“For what credit is it if, when you are beaten for your faults, you take it patiently? But when you do good and suffer, if you take it patiently, this is commendable before God.”
For what credit is it if, when you are beaten for your faults, you take it patiently?
This verse gives us two ways we may suffer in our job. The first way we can suffer from our job is to suffer for our faults.
The word “credit” means reputation, fame, or good report. The issue here is our reputation.
“Beaten” means to strike with the fist, pummel. Masters often beat house-servants in the Roman Empire. Matthew 26:67 used this term of Christ when the frenzied mob struck him (Isa. 52:14).
Matthew 26:67-68, “Then they spat in His face and beat Him; and others struck Him with the palms of their hands, 68 saying, “Prophesy to us, Christ! Who is the one who struck You?”
“Faults” is literally “sinning.” We sin on the job when we are lazy or do our job sloppily. We sin when we spend too much time talking to other employees or talking about the boss behind his back. There is no glory in suffering for such sins as these. If we blow it and the boss demotes us, there is no value to that kind of suffering. That is not suffering for the Lord Jesus. That is suffering for our own mistakes.
“Take it patiently” means to endure or stand it. The lot of many slaves was physical abuse. In our day, this would not preclude an effort to change our job situation, working conditions, or even the job itself. It does rule out sharp retort or getting even. Seething or sulking is not the biblical way of solving the problem.
The point is this: “What good is it if people pummel us for our sinning and take this patiently?” What credit is it to us if our employer disciplines us for doing wrong?

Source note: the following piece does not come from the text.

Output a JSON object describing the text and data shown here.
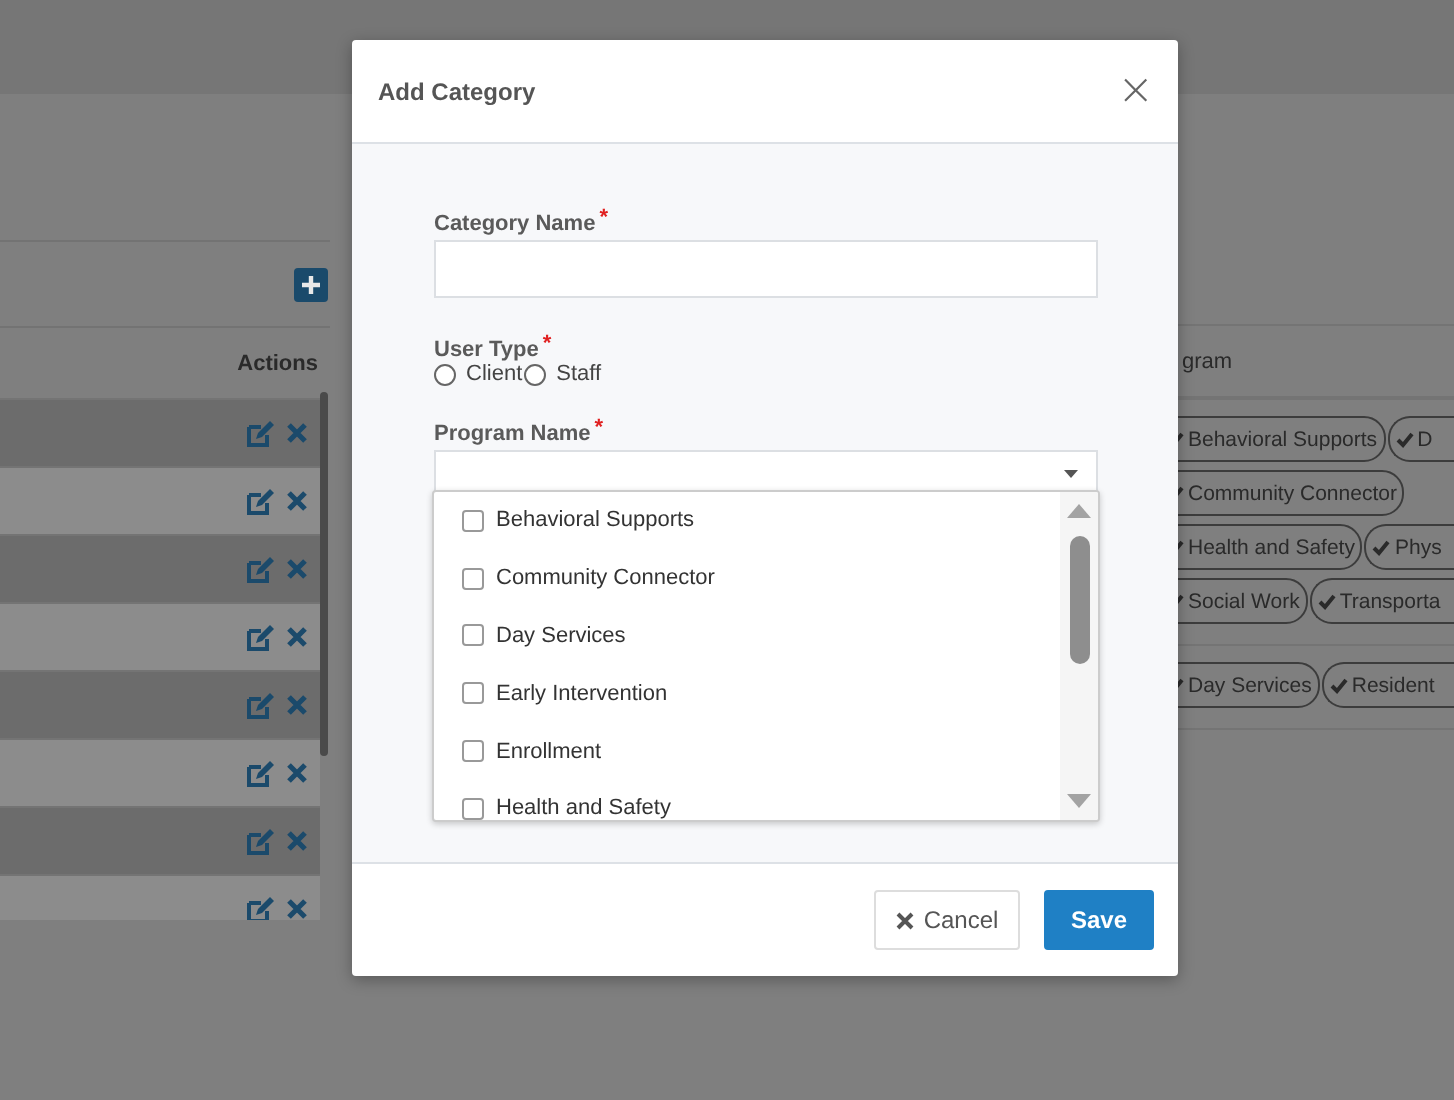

There is no credit to the house-slave if the master beats him for stealing. He has it coming. The credit comes only in undeserved suffering. Deserved suffering is divine discipline. Under grace, no believer ever really gets what he deserves even when God disciplines us. There is no credit to the house-slave if the master beats him for stealing. He has it coming. The credit comes only in undeserved suffering. Deserved suffering is divine discipline. Under grace, no believer ever really gets what he deserves even when God disciplines us.
To be reprimanded for our mistakes or sins is no honor.
If we blow it at work, we have no ground to complain about the consequences that may come. We should not cast blame on our employer. Why should we become surly or refuse to work? We had it coming to us. We asked for it. That is not grace. Our employer has every reason to demote or fire us.
Some Christians have a persecution complex. They look for reasons in their employer’s attitude that are not there. Many people think that they are suffering for the Lord Jesus on the job when, in reality, they suffer because they blew it. If they had been a better worker, they would not get into that mess. There is no glory in that kind of suffering.